The magazine Tidevarvet was founded in 1923 by Kerstin Hesselgren, educator Honorine Hermelin, Ada Nilsson, Elisabeth Tamm, a liberal politician, and Elin Wägner, an author. The founders had a liberal political stance and were known as the Fogelstad group. Nilsson was one of the principal funders of the project and became editor-in-chief with her new friend Elin Wägner as its first editor. The magazine was to publish until 1936 and for three years (1925-28) the magazine ran a free consultancy but it was difficult to fund.

Nilsson met Aleksandra Kollontaj, a Russian diplomat and later ambassador to Sweden in the early 1930s. Nilsson cared for Kollontaj when her health started to decline and their correspondence is extant.
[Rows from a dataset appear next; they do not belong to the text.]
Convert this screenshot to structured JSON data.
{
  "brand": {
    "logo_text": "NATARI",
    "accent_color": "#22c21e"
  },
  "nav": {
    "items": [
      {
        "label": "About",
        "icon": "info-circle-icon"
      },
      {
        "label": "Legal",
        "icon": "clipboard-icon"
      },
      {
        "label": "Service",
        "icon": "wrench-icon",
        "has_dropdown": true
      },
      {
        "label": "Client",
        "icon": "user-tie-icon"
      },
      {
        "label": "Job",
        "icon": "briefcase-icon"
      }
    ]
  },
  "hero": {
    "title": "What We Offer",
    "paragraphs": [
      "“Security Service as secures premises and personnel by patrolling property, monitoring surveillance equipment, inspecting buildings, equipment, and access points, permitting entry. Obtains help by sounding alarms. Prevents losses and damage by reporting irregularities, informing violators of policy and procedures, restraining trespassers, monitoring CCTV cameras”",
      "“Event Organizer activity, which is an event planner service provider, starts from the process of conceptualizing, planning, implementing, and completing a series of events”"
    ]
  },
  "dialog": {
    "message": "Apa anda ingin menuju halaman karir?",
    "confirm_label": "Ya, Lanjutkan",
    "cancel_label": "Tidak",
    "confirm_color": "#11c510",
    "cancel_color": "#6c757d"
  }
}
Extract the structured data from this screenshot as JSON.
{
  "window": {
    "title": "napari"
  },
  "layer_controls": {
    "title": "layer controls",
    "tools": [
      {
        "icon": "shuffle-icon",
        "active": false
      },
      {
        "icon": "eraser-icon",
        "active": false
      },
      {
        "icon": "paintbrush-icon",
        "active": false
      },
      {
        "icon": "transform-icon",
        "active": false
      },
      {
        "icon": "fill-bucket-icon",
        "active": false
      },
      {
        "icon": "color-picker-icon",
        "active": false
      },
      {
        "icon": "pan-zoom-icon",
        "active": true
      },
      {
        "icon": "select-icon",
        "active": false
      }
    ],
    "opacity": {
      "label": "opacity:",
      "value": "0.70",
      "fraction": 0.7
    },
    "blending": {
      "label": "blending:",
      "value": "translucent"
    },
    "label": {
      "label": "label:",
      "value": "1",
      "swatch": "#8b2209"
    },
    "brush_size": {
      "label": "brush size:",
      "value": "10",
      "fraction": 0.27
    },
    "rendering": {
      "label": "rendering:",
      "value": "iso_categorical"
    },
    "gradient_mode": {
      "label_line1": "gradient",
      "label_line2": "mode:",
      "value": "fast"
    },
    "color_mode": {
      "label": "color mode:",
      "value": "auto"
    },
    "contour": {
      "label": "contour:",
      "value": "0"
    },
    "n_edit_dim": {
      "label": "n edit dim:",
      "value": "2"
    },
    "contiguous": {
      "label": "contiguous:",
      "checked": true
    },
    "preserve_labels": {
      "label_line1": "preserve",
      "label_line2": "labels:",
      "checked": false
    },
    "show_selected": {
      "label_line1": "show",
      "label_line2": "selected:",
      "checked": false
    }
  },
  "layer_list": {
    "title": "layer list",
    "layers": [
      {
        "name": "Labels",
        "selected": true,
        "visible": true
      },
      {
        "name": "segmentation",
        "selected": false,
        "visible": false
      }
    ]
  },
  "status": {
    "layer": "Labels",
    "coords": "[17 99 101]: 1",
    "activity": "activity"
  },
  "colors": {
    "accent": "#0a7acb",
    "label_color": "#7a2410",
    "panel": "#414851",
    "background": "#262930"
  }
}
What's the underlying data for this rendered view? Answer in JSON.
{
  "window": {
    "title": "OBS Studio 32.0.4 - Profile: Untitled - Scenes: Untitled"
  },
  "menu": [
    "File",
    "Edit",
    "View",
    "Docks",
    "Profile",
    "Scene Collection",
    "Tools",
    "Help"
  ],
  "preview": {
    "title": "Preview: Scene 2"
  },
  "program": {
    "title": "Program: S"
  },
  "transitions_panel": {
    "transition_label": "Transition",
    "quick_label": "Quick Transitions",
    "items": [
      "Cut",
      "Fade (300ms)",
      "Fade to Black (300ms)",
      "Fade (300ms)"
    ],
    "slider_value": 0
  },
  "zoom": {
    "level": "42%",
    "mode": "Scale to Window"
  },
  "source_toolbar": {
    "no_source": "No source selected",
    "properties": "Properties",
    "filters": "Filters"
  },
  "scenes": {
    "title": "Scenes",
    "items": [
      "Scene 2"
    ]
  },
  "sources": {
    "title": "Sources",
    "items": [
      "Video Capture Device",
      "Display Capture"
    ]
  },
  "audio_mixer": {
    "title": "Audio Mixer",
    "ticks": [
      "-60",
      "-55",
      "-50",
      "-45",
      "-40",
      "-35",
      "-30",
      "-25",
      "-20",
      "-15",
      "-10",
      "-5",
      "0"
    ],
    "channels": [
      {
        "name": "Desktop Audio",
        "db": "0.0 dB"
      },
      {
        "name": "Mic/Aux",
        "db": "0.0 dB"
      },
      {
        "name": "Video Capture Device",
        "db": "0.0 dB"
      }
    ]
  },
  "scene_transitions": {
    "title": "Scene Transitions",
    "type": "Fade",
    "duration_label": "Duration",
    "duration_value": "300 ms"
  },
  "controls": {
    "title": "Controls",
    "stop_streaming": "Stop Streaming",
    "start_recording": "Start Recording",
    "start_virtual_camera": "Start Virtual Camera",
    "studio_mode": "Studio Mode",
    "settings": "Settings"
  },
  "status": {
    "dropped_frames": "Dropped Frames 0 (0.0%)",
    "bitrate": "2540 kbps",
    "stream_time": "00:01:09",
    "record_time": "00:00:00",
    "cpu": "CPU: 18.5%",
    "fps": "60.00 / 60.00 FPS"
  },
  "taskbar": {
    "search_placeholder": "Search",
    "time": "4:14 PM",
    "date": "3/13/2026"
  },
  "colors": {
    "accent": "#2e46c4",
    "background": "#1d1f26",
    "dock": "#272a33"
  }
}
== Private life and death ==
Nilsson had a very close relationship with Honorine Hermelin. During the last year of her life Nilsson went to stay at Fogelstad with Hermelin. Nilsson died in Julita. She was near blind and poor. She was buried in a cemetery near her birthplace. Her life is one of those celebrated in Stockholm's Östermalmstorg metro station by Siri Derkert.